Dies verneint das Kammergericht (das Oberlandesgericht in Berlin). Es entschied, dass eine am Computer mittels elektronischer Befehle erstellte Abbildung eines virtuellen Gegenstandes kein Erzeugnis im Sinne des § 72 UrhG darstelle, das ähnlich wie ein Lichtbild hergestellt wird.

Dies würden auch dann gelten, wenn die Grafik wie eine Fotografie wirke, da es auf das Ergebnis des Schaffensprozesses nicht entscheidend ankomme. Maßgeblich sei vielmehr allein das Herstellungsverfahren und insoweit die Vergleichbarkeit der technischen Prozesse.

Der Fall

Die Parteien stritten über die Wiedergabe von Produktabbildungen. Die Klägerin machte neben dem Unterlassen der Zugänglichmachung der Bilder einen Anspruch auf Erteilung von Auskunft über den Umfang der Nutzung von konkreten Produktfotos sowie über die Herkunft eines Produktfotos geltend.
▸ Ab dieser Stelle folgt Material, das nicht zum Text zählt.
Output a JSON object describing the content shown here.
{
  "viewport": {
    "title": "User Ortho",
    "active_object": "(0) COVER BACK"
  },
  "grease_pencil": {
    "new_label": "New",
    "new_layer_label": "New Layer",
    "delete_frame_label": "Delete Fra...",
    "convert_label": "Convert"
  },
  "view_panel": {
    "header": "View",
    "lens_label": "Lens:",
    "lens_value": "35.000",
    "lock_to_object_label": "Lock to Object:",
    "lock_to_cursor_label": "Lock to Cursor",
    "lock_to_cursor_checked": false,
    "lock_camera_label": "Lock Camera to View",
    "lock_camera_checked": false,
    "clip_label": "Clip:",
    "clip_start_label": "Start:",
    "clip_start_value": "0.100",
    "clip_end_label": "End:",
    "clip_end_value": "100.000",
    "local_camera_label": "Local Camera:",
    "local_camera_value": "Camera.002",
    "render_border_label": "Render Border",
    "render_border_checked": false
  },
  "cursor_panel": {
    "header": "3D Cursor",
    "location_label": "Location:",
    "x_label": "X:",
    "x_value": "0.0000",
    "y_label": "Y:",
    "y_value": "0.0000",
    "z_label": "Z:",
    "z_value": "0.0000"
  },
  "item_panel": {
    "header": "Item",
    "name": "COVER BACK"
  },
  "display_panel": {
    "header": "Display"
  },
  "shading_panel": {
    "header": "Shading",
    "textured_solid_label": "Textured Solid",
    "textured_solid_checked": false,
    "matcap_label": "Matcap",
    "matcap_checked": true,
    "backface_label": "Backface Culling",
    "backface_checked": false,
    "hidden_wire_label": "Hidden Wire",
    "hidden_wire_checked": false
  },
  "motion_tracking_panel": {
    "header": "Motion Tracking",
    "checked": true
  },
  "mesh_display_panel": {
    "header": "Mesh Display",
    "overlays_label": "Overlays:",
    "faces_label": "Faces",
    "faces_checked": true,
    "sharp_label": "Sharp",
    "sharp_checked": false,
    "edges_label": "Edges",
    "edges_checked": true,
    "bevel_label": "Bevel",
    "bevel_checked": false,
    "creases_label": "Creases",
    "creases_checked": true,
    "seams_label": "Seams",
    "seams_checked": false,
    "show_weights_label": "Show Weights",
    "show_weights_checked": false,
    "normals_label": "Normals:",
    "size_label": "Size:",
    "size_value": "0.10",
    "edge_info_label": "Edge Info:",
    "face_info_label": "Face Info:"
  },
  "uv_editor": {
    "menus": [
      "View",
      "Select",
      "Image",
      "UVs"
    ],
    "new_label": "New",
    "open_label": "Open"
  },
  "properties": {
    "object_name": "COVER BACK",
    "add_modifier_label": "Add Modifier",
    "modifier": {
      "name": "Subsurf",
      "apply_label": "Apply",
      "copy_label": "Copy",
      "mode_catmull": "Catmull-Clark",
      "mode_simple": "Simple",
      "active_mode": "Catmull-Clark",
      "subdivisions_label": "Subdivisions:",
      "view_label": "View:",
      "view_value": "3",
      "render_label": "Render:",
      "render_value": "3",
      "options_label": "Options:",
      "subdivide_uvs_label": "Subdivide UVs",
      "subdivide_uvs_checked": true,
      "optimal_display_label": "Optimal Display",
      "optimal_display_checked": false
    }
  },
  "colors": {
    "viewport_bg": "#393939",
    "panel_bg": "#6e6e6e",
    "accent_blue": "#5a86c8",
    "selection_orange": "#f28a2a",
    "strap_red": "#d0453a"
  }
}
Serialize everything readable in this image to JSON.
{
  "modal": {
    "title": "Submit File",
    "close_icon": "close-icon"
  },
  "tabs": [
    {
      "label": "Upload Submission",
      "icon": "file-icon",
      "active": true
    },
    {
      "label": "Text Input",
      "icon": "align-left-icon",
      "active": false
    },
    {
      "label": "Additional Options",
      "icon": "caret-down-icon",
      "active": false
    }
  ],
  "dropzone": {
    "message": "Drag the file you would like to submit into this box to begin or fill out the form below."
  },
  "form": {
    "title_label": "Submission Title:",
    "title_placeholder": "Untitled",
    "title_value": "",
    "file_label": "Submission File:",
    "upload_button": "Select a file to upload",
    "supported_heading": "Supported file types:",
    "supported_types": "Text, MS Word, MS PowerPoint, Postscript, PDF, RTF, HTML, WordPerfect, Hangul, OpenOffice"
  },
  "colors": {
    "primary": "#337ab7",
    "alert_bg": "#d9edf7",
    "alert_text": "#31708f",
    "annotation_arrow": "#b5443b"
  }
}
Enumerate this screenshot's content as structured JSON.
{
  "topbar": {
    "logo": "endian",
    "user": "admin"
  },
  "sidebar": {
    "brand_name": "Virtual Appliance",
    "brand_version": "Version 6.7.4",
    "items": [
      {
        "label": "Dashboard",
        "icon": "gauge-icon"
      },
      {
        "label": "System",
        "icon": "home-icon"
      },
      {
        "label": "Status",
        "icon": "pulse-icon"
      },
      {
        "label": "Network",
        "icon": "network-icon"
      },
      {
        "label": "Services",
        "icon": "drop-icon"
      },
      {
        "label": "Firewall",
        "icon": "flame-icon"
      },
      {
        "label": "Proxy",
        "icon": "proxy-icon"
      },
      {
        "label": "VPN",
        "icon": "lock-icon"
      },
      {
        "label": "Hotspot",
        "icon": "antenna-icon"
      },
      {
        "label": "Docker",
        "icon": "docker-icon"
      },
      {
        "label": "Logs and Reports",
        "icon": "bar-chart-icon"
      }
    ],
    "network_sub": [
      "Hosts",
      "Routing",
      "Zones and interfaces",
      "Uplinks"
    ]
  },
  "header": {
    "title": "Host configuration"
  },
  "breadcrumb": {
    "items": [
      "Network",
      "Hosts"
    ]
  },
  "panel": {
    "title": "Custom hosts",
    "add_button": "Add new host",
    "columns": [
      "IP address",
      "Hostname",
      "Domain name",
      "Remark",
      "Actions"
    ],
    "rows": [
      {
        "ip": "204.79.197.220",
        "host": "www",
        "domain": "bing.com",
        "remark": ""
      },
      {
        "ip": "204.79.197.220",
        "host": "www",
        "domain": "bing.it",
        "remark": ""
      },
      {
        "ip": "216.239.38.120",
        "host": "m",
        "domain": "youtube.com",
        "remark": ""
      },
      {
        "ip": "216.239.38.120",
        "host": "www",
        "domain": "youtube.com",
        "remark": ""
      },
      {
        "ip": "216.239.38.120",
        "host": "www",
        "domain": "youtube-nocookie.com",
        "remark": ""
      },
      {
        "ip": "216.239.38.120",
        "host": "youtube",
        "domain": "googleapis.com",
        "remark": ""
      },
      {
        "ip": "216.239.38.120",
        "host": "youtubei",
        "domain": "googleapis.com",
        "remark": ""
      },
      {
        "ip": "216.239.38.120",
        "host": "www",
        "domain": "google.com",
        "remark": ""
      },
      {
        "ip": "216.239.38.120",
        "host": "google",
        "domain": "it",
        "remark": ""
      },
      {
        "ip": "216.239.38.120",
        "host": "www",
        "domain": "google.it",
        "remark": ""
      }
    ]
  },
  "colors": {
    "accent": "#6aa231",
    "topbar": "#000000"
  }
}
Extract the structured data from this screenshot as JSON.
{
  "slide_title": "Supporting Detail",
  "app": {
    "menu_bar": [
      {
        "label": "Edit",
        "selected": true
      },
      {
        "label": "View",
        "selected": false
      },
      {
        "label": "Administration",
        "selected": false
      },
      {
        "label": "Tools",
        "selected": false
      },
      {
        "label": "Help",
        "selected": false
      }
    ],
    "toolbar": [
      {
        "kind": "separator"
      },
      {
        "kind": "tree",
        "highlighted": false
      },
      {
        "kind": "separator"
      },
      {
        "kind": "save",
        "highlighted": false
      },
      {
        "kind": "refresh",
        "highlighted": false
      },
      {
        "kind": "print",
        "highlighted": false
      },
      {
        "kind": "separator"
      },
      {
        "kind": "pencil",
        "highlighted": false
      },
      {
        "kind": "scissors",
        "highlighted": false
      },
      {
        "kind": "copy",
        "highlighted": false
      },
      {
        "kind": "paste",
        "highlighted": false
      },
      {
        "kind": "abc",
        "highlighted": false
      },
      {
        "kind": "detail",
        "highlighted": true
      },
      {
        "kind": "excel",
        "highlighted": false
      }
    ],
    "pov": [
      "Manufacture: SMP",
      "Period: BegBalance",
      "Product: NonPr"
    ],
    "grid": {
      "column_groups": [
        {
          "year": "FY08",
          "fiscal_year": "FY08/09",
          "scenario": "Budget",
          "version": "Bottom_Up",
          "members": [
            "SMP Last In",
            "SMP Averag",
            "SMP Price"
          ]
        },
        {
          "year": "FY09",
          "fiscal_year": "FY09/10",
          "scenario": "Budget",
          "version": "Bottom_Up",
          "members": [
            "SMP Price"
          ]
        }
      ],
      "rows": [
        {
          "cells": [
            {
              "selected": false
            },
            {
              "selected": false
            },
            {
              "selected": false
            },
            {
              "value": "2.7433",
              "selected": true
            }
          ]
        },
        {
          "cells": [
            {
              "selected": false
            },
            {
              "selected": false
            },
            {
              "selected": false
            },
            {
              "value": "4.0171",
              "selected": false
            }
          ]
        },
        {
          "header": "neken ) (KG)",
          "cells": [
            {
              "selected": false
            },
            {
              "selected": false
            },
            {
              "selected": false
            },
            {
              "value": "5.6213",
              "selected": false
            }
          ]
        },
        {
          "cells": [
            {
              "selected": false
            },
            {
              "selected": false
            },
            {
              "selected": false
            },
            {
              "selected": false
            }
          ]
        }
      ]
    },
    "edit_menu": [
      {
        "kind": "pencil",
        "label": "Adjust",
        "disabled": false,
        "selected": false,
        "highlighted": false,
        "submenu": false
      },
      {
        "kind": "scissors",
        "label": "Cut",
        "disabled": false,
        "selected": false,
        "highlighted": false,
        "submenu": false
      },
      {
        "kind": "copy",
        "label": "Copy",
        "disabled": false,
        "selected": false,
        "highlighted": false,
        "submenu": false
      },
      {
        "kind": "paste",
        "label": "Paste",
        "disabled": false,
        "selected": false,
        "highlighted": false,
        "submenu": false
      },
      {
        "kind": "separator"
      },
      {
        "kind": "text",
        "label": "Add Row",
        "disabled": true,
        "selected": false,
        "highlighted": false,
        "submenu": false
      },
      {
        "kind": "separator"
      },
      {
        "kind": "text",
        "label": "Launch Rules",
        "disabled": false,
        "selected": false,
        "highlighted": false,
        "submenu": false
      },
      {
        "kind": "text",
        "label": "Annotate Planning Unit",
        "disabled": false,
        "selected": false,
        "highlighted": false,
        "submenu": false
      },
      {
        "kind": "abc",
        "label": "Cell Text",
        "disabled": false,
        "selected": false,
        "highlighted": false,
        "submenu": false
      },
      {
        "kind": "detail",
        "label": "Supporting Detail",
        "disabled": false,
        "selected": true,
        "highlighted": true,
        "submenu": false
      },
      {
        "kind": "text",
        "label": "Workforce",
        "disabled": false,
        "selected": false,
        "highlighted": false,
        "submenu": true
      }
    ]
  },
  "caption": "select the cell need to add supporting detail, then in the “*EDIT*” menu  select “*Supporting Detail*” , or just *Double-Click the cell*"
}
Das Landgericht hatte die Beklagte noch antragsgemäß verurteilt. Dagegen wehrte sich die Beklagte, da diese der Meinung war, dass die streitgegenständlichen Bilder keinen Urheberrechtsschutz nach § 2 Abs. 1 Nr. 5 UrhG genießen würden. Es würde sich zum einen nicht  um klassische Fotografien handeln, zum anderen gebe es deutliche Unterschiede sowohl im Schaffensvorgang als auch im Schaffensergebnis. Den  Bildern fehle es auch an der nach § 2 Abs. 1 UrhG erforderlichen Schöpfungshöhe.

Die Entscheidung des Kammergericht

Dieser Ausführung stimmte das Kammergericht zu und gab der Berufung statt. Computergenerierte Bilder würden sich nicht als Werke der bildenden Kunst nach § 2 Abs. 1 Nr. 4 UrhG einstufen lassen. Unter den Begriff der bildenden Kunst fallen alle eigenpersönlichen Schöpfungen, die mit den Darstellungsmitteln der Kunst durch formgebende Tätigkeit hervorgebracht werden. Diesen Schutz können grundsätzlich auch Computeranimationen oder -grafiken genießen, jedoch nur dann, wenn diese nicht lediglich auf der Tätigkeit des Computers beruhen. Dabei ist für ein Werk der bildenden Kunst einschließlich der angewandten Künste eine persönliche geistige Schöpfung nach § 2 Abs. 2 UrhG erforderlich. Eine persönliche geistige Schöpfung ist nach der Rechtsprechung des Bundesgerichtshofs eine Schöpfung individueller Prägung, deren ästhetischer Gehalt einen solchen Grad erreicht hat, dass nach Auffassung der für Kunst empfänglichen und mit Kunstanschauung einigermaßen vertrauten Kreise von einer „künstlerischen“ Leistung gesprochen werden kann.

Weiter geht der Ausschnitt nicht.